The PT is entirely in Koine Greek. There is no Greek New Testament text accepted by everyone within the Eastern Orthodox Church, the Patriarchal text is no exception. The text-type of the PT is Byzantine.

== History ==
With the growth of textual criticism in the 18th and 19th century, and particularly the rival eclectic text-type, the Patriarch Constantine V of Constantinople created a committee in 1899 to examine the manuscript tradition of the Eastern Orthodox Church. The committee consisted of Metropolitan Michael Kleovoulos of Sardis, Metropolitan Apostolos Christodoulou of Stavroupoli and Professor Vasileios Antoniades of the Theological School of Halki, who personally studied the 45 texts from Mount Athos and Constantinople. The commission aimed for the creation of a standardized New Testament in the Greek language to reconstruct the ancient documents from the Church's ecclesiastical history.

The Patriarchal text was published in 1904. Later revised editions were made in 1907 and 1912, the latter made by Professor Vasileios Antoniades of the Theological School of Halki.
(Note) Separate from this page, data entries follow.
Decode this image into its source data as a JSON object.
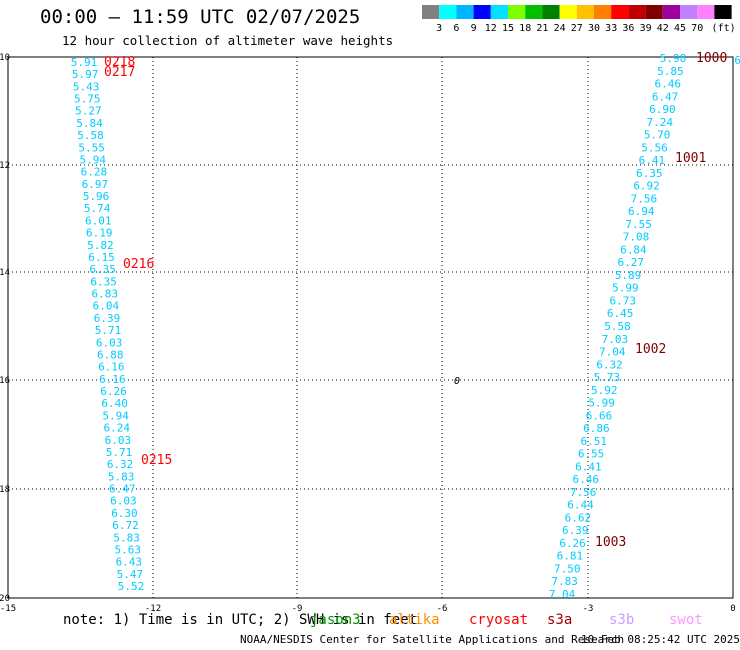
{
  "title": "00:00 — 11:59 UTC 02/07/2025",
  "subtitle": "12 hour collection of altimeter wave heights",
  "legend": {
    "colors": [
      "#808080",
      "#00ffff",
      "#00b4ff",
      "#0000ff",
      "#00e1ff",
      "#80ff00",
      "#00c000",
      "#008000",
      "#ffff00",
      "#ffc000",
      "#ff8000",
      "#ff0000",
      "#c00000",
      "#800000",
      "#a000a0",
      "#c080ff",
      "#ff80ff",
      "#000000"
    ],
    "labels": [
      "3",
      "6",
      "9",
      "12",
      "15",
      "18",
      "21",
      "24",
      "27",
      "30",
      "33",
      "36",
      "39",
      "42",
      "45",
      "70"
    ],
    "unit": "(ft)"
  },
  "axes": {
    "x_ticks": [
      "-15",
      "-12",
      "-9",
      "-6",
      "-3",
      "0"
    ],
    "y_ticks": [
      "-10",
      "-12",
      "-14",
      "-16",
      "-18",
      "-20"
    ]
  },
  "center_marker": "0",
  "west_track": {
    "color": "#00ccff",
    "values": [
      "5.91",
      "5.97",
      "5.43",
      "5.75",
      "5.27",
      "5.84",
      "5.58",
      "5.55",
      "5.94",
      "6.28",
      "6.97",
      "5.96",
      "5.74",
      "6.01",
      "6.19",
      "5.82",
      "6.15",
      "6.35",
      "6.35",
      "6.83",
      "6.04",
      "6.39",
      "5.71",
      "6.03",
      "6.88",
      "6.16",
      "6.16",
      "6.26",
      "6.40",
      "5.94",
      "6.24",
      "6.03",
      "5.71",
      "6.32",
      "5.83",
      "6.47",
      "6.03",
      "6.30",
      "6.72",
      "5.83",
      "5.63",
      "6.43",
      "5.47",
      "5.52"
    ]
  },
  "east_track": {
    "color": "#00ccff",
    "values": [
      "5.98",
      "5.85",
      "6.46",
      "6.47",
      "6.90",
      "7.24",
      "5.70",
      "5.56",
      "6.41",
      "6.35",
      "6.92",
      "7.56",
      "6.94",
      "7.55",
      "7.08",
      "6.84",
      "6.27",
      "5.89",
      "5.99",
      "6.73",
      "6.45",
      "5.58",
      "7.03",
      "7.04",
      "6.32",
      "5.73",
      "5.92",
      "5.99",
      "6.66",
      "6.86",
      "6.51",
      "6.55",
      "6.41",
      "6.46",
      "7.56",
      "6.44",
      "6.62",
      "6.39",
      "6.26",
      "6.81",
      "7.50",
      "7.83",
      "7.04"
    ]
  },
  "west_times": [
    "0218",
    "0217",
    "0216",
    "0215"
  ],
  "east_times": [
    "1000",
    "1001",
    "1002",
    "1003"
  ],
  "edge_label": "6",
  "note": "note: 1) Time is in UTC; 2) SWH is in feet",
  "missions": [
    {
      "name": "jason3",
      "color": "#009600"
    },
    {
      "name": "altika",
      "color": "#ff8c00"
    },
    {
      "name": "cryosat",
      "color": "#ff0000"
    },
    {
      "name": "s3a",
      "color": "#a00000"
    },
    {
      "name": "s3b",
      "color": "#c8a0ff"
    },
    {
      "name": "swot",
      "color": "#ff96ff"
    }
  ],
  "credit": "NOAA/NESDIS Center for Satellite Applications and Research",
  "timestamp": "10 Feb 08:25:42 UTC 2025"
}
Today the Patriarchal text is commonly used in Greece, with a modified text fixing errors from the 1912 version, is published by the Apostoliki Diakonia, which is the official publishing house of the Church of Greece. Other publishers publish the Patriarchal text as well.

== Textual characteristics ==
The text-type of the PT is Byzantine and uses 116 documents used in the Eastern Orthodox Church lectionaries, 45 of which are from Mount Athos and Constantinople, with the rest coming from Athens and Jerusalem. The source texts used date from 9-16th centuries, with a majority coming from the 10-14th centuries.

The Patriarchal edition of Byzantine text (1904) published in 2020 by the Hellenic Bible Society (Ελληνική Βιβλική Εταιρία) includes the Johannine Comma (1 John 5.7-8), but it is also disputed because the publisher combines the sources to create a slightly different version from the Byzantine Text 1904.

== Translations into English ==
The Patriarchal text has been translated into English and used by certain Eastern Orthodox Bibles in that language. The Eastern / Greek Orthodox Bible uses the Patriarchal text as the basis of its New Testament translation.